The British fell in love with native plants like magnolias, azaleas, mountain laurel, and rhododendrons as well as sugar maples, viburnums and sumacs which gave them beautiful autumn color. They planted these on a mammoth scale, sometimes creating whole forests.
In 1765 Bartram sent King George III a box of his most special seeds. It was received with such pleasure that Bartram was named the King’s Botanist, a title he treasured.
Of course, this was a time when relations between the colonies and England were becoming strained by events like the passing of the Stamp Act which put a tax on paper, used for everything from newspapers, and legal documents to playing cards. It was fortunate for Bartram that Americans were becoming wealthy enough to think about their own gardens, giving Bartram a new market.
Bartram’s two sons, William and John Jr., continued to maintain the garden their father had created, and the business, sending plants and seeds around the world. Some of the plants named in the family’s honor include Amelanchier bartramiana and Commersonia bartramia. Amelanchier is our familiar shadblow or serviceberry tree, while the Commersonia is an Australian tree.
Bartram’s Garden remains a fascinating public garden to this day.
Ernest Henry Wilson (1876-1930) later known as Chinese Wilson, was British and as a young man he worked in the Royal Botanic Gardens at Kew. In 1898 James Veitch of the Veitch and Sons nursery asked Kew for a likely young man to send to China to find and bring back plants for the nursery. Wilson was recommended and chosen. For his first trip to China his assignment was to find and bring home seeds of the dove tree, Davidia involucrata. On his way to China he stopped at the Arnold Arboretum in Boston with a letter of introduction to Director Charles Sprague Sargent to learn the best ways to ship plants and seeds safely.
That meeting was the beginning of a long relationship with Sargent and the Arnold Arboretum.

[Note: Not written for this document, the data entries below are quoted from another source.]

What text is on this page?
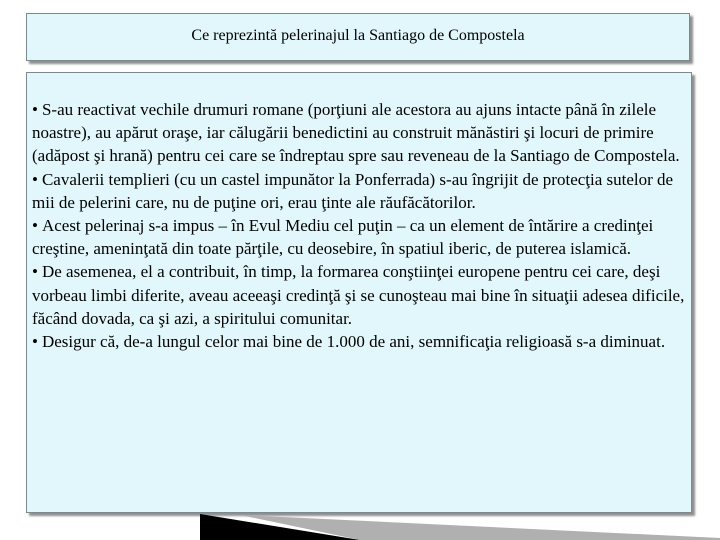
Ce reprezintă pelerinajul la Santiago de Compostela

• S-au reactivat vechile drumuri romane (porţiuni ale acestora au ajuns intacte până în zilele noastre), au apărut oraşe, iar călugării benedictini au construit mănăstiri şi locuri de primire (adăpost şi hrană) pentru cei care se îndreptau spre sau reveneau de la Santiago de Compostela.

• Cavalerii templieri (cu un castel impunător la Ponferrada) s-au îngrijit de protecţia sutelor de mii de pelerini care, nu de puţine ori, erau ţinte ale răufăcătorilor.

• Acest pelerinaj s-a impus – în Evul Mediu cel puţin – ca un element de întărire a credinţei creştine, ameninţată din toate părţile, cu deosebire, în spatiul iberic, de puterea islamică.

• De asemenea, el a contribuit, în timp, la formarea conştiinţei europene pentru cei care, deşi vorbeau limbi diferite, aveau aceeaşi credinţă şi se cunoşteau mai bine în situaţii adesea dificile, făcând dovada, ca şi azi, a spiritului comunitar.

• Desigur că, de-a lungul celor mai bine de 1.000 de ani, semnificaţia religioasă s-a diminuat.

Sargent insisted that Wilson carry with him a large format field camera. The Arboretum now owns thousands of the photographs Wilson took in China.

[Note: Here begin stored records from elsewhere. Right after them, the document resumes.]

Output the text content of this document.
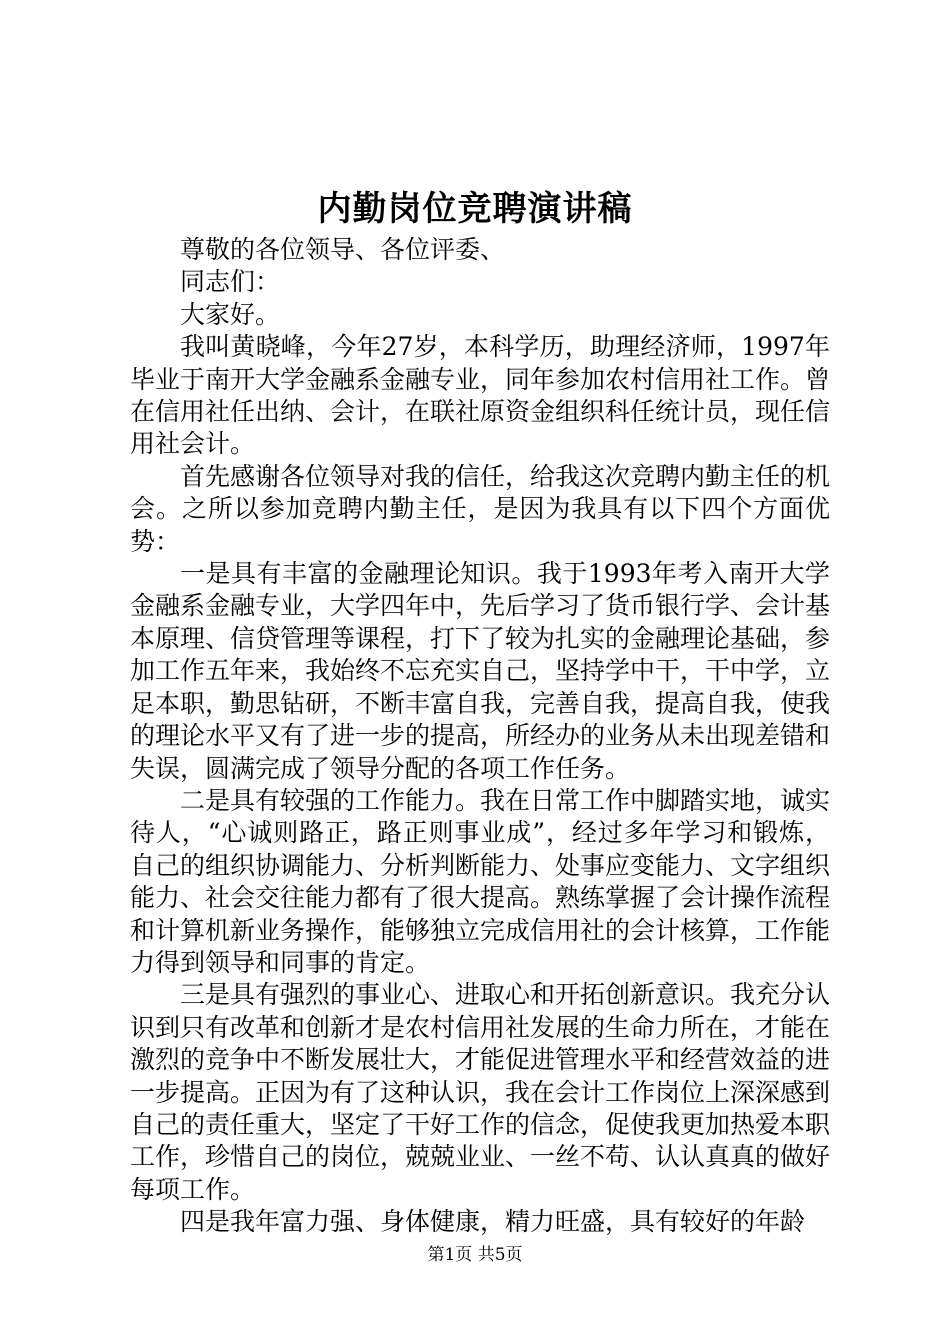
内勤岗位竞聘演讲稿

尊敬的各位领导、各位评委、

同志们：

大家好。

我叫黄晓峰，今年27岁，本科学历，助理经济师，1997年毕业于南开大学金融系金融专业，同年参加农村信用社工作。曾在信用社任出纳、会计，在联社原资金组织科任统计员，现任信用社会计。

首先感谢各位领导对我的信任，给我这次竞聘内勤主任的机会。之所以参加竞聘内勤主任，是因为我具有以下四个方面优势：

一是具有丰富的金融理论知识。我于1993年考入南开大学金融系金融专业，大学四年中，先后学习了货币银行学、会计基本原理、信贷管理等课程，打下了较为扎实的金融理论基础，参加工作五年来，我始终不忘充实自己，坚持学中干，干中学，立足本职，勤思钻研，不断丰富自我，完善自我，提高自我，使我的理论水平又有了进一步的提高，所经办的业务从未出现差错和失误，圆满完成了领导分配的各项工作任务。

二是具有较强的工作能力。我在日常工作中脚踏实地，诚实待人，“心诚则路正，路正则事业成”，经过多年学习和锻炼，自己的组织协调能力、分析判断能力、处事应变能力、文字组织能力、社会交往能力都有了很大提高。熟练掌握了会计操作流程和计算机新业务操作，能够独立完成信用社的会计核算，工作能力得到领导和同事的肯定。

三是具有强烈的事业心、进取心和开拓创新意识。我充分认识到只有改革和创新才是农村信用社发展的生命力所在，才能在激烈的竞争中不断发展壮大，才能促进管理水平和经营效益的进一步提高。正因为有了这种认识，我在会计工作岗位上深深感到自己的责任重大，坚定了干好工作的信念，促使我更加热爱本职工作，珍惜自己的岗位，兢兢业业、一丝不苟、认认真真的做好每项工作。

四是我年富力强、身体健康，精力旺盛，具有较好的年龄

第1页 共5页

On that first trip he did acquire seeds of the dove tree first, but continued on for two years collecting hundreds of species of plants, as well as hundreds of herbarium samples which he brought back to England in 1902.

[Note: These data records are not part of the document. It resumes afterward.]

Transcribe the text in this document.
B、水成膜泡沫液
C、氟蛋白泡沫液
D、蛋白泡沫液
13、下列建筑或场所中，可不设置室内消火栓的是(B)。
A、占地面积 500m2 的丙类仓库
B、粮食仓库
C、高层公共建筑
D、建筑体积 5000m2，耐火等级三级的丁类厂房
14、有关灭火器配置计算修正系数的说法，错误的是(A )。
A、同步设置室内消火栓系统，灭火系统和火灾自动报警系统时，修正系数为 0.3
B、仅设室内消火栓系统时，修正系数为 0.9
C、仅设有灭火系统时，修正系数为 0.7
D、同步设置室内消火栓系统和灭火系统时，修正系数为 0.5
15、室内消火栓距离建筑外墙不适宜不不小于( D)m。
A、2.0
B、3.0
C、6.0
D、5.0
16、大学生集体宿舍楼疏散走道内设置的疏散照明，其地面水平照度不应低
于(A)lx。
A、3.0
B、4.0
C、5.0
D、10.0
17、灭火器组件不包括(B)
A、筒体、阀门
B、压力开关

He continued to work for Veitch and made a second trip to China under their auspices. In 1906 he made his third trip to China under the auspices of the Arnold Arboretum. It was on this trip that there was a landslide that crushed his leg. He made a splint out of his camera tripod and was carried for three days to a hospital. He recovered, but ever after had a limp that he called his lily limp because the Lilium regale, the Easter lily, was his great find on that trip.
By his own count Wilson brought back 25 rose species from China. This is particular interest to rose gardeners today because native Chinese roses have the ever blooming. gene.
He made a fourth trip for the Arboretum and later, in 1914 he began a study of Japanese plants including conifers, Kurume azaleas and Japanese cherries.
Wilson went on other travels, but in 1927, after Sargent’s death, he became Keeper of the Arnold Arboretum. His career was cut short when he and his wife were killed in an automobile accident in Worcester, Massachusetts.
Without plant hunters like these over the centuries, and continuing today, the flowers and plants available to us would be greatly limited. We are fortunate to be able to reap the benefits of their adventure and their passion.